Ainsi commence un petit mémorandum, malheureusement inachevé, écrit par notre regretté confrère et trouvé dans ses papiers après sa mort. Son père était des Ardennes ; il vint s’établir à Châtellerault quand fut fondée la célèbre manufacture d’armes ; il se maria avec une jeune fille du pays, dont l’oncle était archiprêtre de Châtellerault et le frère vicaire. L’enfant reçut une éducation profondément chrétienne dans ce milieu familial où était de tradition le respect des enseignements de l’Eglise. A l’âge de trois ans il eut une méningite qui le conduisit aux portes du tombeau. Voué à la Sainte Vierge et à sainte Radegonde, il revint à la vie. On le mit aussitôt que possible à la salle d’asile sous la discipline des Sœurs de la Sagesse, plus tard à l’école cléricale ouverte par son oncle, où il commença les premiers rudiments du latin. Le 30 mai 1858, il fit sa première communion, « bien résolu de se donner à Dieu qui se donnait à lui » écrit-il dans son mémorandum, et l’année suivante il recevait la confirmation des mains de Mgr Pie.
Au mois d’octobre il partit pour le Petit Séminaire de Montmorillon et entra en cinquième. Le Supérieur M. Baudry, ancien directeur du Bienheureux Vénard, le poussa à la communion fréquente ; sa piété, qui était grande, s’accrut encore après une retraite prêchée par Mgr de Ségur ; la lecture de la vie de saint François Xavier commença à l’orienter du côté des Missions, et cette idée se fortifia encore par celle de la vie du Bienheureux Vénard qui venait de paraître. En 1866, il entra au Grand Séminaire de Poi¬tiers, et en 1868 après le sous-diaconat, il essaya d’entrer au Séminaire des Missions-Etrangères ; la famille ne s’opposa pas à cette vocation, mais lui demanda, pour un examen plus mûri, d’attendre encore. Ordonné prêtre en novembre 1870, il fut d’abord vicaire à Montmorillon, puis à la cathédrale de Poitiers. En 1873, il obtint enfin la permission de suivre sa vocation et entra au Séminaire de la rue du Bac.
Un an après il recevait sa destination pour la Mission du Szechwan Oriental, actuellement Mission de Chungking, et le 29 juillet, quittait Paris en compagnie de trois autres jeunes missionnaires destinés à la même Mission. Le voyage fut long : 42 jours de navigation au cours de laquelle on essuya un violent typhon, et ce n’est que le 3 décembre que l’on atteignit Chungking, non sans quelques ennuis sur le Fleuve Bleu.

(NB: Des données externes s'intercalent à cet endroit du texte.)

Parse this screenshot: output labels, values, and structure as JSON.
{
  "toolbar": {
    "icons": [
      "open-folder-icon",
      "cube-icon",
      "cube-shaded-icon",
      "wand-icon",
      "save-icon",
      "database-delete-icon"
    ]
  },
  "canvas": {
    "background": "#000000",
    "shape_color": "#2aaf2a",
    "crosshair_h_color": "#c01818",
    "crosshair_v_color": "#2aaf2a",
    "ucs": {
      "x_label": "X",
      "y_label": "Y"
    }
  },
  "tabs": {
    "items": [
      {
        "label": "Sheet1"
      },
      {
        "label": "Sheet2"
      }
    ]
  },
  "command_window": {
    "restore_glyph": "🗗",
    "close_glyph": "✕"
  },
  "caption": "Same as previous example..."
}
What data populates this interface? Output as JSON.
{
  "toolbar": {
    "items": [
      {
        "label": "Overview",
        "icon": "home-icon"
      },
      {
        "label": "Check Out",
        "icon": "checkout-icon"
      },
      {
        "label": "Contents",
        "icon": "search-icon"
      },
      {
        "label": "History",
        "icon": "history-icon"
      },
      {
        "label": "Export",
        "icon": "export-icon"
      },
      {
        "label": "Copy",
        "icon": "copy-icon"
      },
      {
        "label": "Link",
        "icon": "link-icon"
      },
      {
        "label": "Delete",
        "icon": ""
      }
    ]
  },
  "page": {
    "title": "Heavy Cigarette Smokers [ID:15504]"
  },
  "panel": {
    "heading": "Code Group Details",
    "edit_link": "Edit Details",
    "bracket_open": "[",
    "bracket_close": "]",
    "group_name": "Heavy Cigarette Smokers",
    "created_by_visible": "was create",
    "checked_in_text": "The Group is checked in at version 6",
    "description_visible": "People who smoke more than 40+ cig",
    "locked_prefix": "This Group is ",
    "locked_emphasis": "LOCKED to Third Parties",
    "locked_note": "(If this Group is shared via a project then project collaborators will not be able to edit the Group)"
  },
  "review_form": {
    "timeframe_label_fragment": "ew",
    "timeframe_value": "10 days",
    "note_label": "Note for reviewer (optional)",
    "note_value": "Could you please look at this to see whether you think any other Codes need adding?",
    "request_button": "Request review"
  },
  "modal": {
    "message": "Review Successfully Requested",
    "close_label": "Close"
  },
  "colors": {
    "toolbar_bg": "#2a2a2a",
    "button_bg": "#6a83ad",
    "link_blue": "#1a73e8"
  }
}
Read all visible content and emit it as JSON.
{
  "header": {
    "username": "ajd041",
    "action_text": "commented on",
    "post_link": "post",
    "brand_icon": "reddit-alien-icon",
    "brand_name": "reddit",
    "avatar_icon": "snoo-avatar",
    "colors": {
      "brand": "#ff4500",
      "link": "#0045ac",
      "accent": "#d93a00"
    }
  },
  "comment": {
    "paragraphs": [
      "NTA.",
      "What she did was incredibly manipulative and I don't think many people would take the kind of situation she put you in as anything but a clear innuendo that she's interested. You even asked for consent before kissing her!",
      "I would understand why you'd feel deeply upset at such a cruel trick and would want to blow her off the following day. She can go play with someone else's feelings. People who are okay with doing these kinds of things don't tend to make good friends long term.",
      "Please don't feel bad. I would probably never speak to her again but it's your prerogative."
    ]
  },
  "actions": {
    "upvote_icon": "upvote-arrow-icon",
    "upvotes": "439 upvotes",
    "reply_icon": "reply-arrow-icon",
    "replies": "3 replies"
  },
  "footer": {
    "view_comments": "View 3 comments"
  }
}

Le renfort arrivait fort à propos à Mgr Desflèches : la Mission venait de perdre trois missionnaires massacrés à Yeou-Yang et il ne restait de vieux confrères que MM. Blettery et Vinçot. La ville de Chungking qui comptait alors 3 à 4.000 chrétiens, avait des prêtres chinois, cependant que les autres missionnaires français étaient dispersés au loin dans les régions difficiles de la Mission. L’Evêque retint auprès de lui les nouveaux venus et, après la retraite, leur donna leur destination. M. Dangy fut placé à Yun-Tchang dans une famille chrétienne, suivant l’usage d’alors, avec un latiniste comme professeur de chinois ; ce dernier lui fut d’un secours médiocre, et c’est plutôt en conversant avec les personnes de la famille, surtout avec les enfants, que notre étudiant parvint peu à peu à se mettre au courant de cette langue. Au bout de cinq mois, on le jugea capable de tenir un poste et on l’envoya dans le district de Tchong-Tcheou, où il se rendit au mois de juillet 1875.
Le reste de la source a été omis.